Deutsche Senioren-Mannschaftsmeisterschaft in Böblingen

Baden und Württemberg! Auch wenn sich die Vereine trotz des Ministerpräsidenten Winfried Kretschmann nicht grün sind: Gemeinsam räumten die Teile des Bundeslands die Titel bei den Deutschen Senioren-Mannschaftsmeisterschaften (DSMM) in Böblingen ab. In der  Kategorie Ü65 dominierte der kleinere Landesteil und blieb ungeschlagen. In der Ü50 gab sich Gastgeber Württemberg keine Blöße und ließ sich nach einem 2:2 zum Auftakt gegen Bayern  nicht mehr vom Erfolgskurs abbringen und marschierte mit 13:1 Punkten zur souveränen Titelverteidigung. Dass sich Baden und Württemberg nicht auch noch die Silbermedaillen teilten, lag an den Gästen aus dem südlichen Teil des „Ländles“. Sie verpatzten in der Ü50 einen möglichen klaren Sieg über Württemberg, mit dem das Quartett von Bernd Fugmann nach Gold hätte greifen können. Nach der überflüssigen 1,5:2,5-Niederlage unterlag Baden auch in der Schlussrunde gegen Nordrhein-Westfalen in derselben Höhe und rutschte so hinter Rheinland-Pfalz, das sich die Vizemeisterschaft mit 11:3 Zählern verdiente.
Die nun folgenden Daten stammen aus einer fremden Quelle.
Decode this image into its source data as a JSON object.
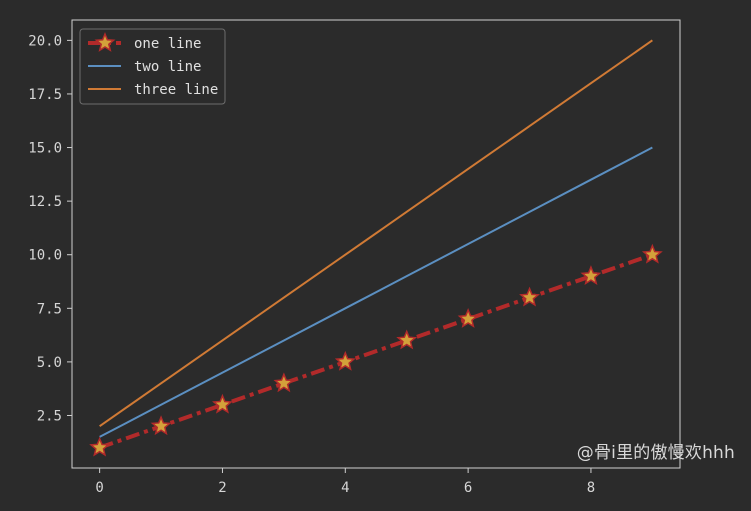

Dank der klar besten Brettpunkte blieb Baden wenigstens mit 9:5 Punkten Bronze vor Bezwinger NRW und Württemberg III. Württemberg I verdankte den Turniersieg vor allem Markus Kottke, der nach zwei Auftaktremis keine Gnade mehr kannte und die restlichen fünf Begegnungen an Brett drei beziehungsweise vier überzeugend gewann. Dafür erhielt der Leinfeldener den gestifteten größten Pokal für den erfolgreichsten Württemberger bei der DSMM. Zudem überzeugte Spitzenspieler Ralf Müller mit 5/7. Christian Beyer (3,5/7), Thomas Brückner (4/6) und Mario Born, der einmal auflief und remisierte, kamen bei dem alten und neuen Meister zudem zum Zuge.
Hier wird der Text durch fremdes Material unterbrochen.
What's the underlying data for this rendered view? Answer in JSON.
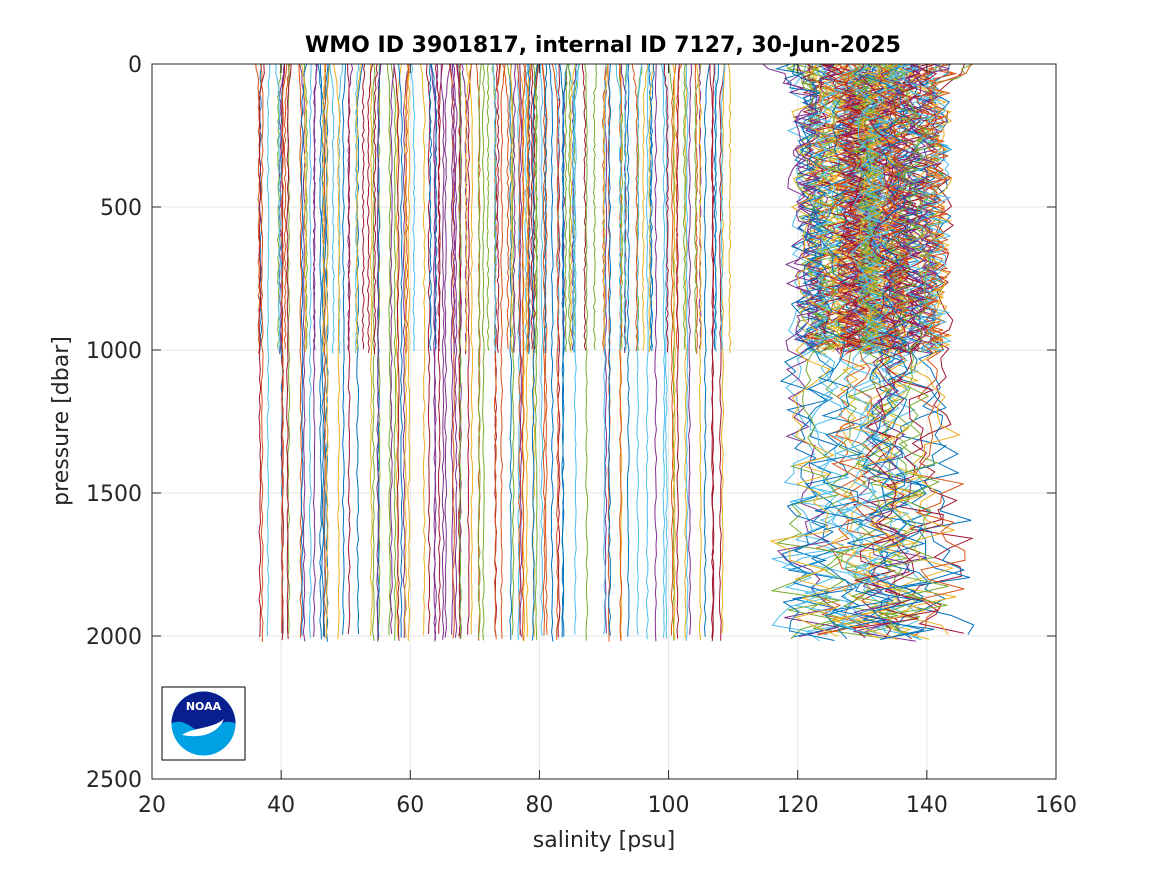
{
  "chart_data": {
    "type": "line",
    "title": "WMO ID 3901817, internal ID 7127, 30-Jun-2025",
    "xlabel": "salinity [psu]",
    "ylabel": "pressure [dbar]",
    "xlim": [
      20,
      160
    ],
    "ylim": [
      0,
      2500
    ],
    "y_reversed": true,
    "grid": true,
    "x_ticks": [
      "20",
      "40",
      "60",
      "80",
      "100",
      "120",
      "140",
      "160"
    ],
    "y_ticks": [
      "0",
      "500",
      "1000",
      "1500",
      "2000",
      "2500"
    ],
    "profile_count": 300,
    "salinity_range_shallow": [
      35,
      142
    ],
    "salinity_range_deep": [
      35.5,
      140
    ],
    "max_pressure_shallow_profiles": 1000,
    "max_pressure_deep_profiles": 2000,
    "series_colors": [
      "#0072bd",
      "#d95319",
      "#edb120",
      "#7e2f8e",
      "#77ac30",
      "#4dbeee",
      "#a2142f"
    ],
    "logo": "noaa-logo"
  }
}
Württemberg verteidigt in der Ü50 den Titel souverän mit 13:1 Punkten: Christian Beyer (von links), Thomas Brückner, Spitzenspieler Ralf Müller, Mario Born und Topscorer Markus Kottke.

Enge Platzvergabe in der Ü65

Noch enger ging es in der Ü65 zu: Während sich Baden bei den Altvorderen nach vier klaren Auftaktsiegen mit drei 2:2 ins Ziel remisierte, nahmen sich die Quartette dahinter gegenseitig die Punkte ab. So kamen fünf Teams durchweg auf 9:5 Zähler! Württemberg  hatte die Nase im Kampf um Silber dank 16,5:11,5 Brettpunkten vorne. Nordrhein-Westfalen II und Hessen, die ebenfalls der überlegenen badischen Equipe ein 2:2 abtrotzten, verbuchten jeweils 16 Brettzähler aus 28 Partien, so dass die Drittwertung den Ausschlag gab für das NRW-Team, das sich ausschließlich aus Katernberger Vereinsmitgliedern zusammensetzte. Im Scherz ulkte ein Mitspieler, die Drittwertung müsste „nach dem Durchschnittsalter  des Teams vergeben werden“. Dass dann die Katernberger vorne liegen würden, stand außer Frage, hatten sie doch mit dem 91-jährigen Erich Krüger und dem 90-jährigen Willy Rosen die wahren Altmeister in ihren Reihen. Diesbezüglich hätte auch Bernd Rosen, der erst im März die Altershürde von 65 für den Wettbewerb nahm, den Schnitt nicht torpedieren können … Doch statt nach Alter gab tatsächlich bei der Drittwertung die Buchholz den Ausschlag. Mit 15 und 14,5 Brettpunkten folgten Bayern und Nordrhein-Westfalen I auf den Plätzen fünf und sechs.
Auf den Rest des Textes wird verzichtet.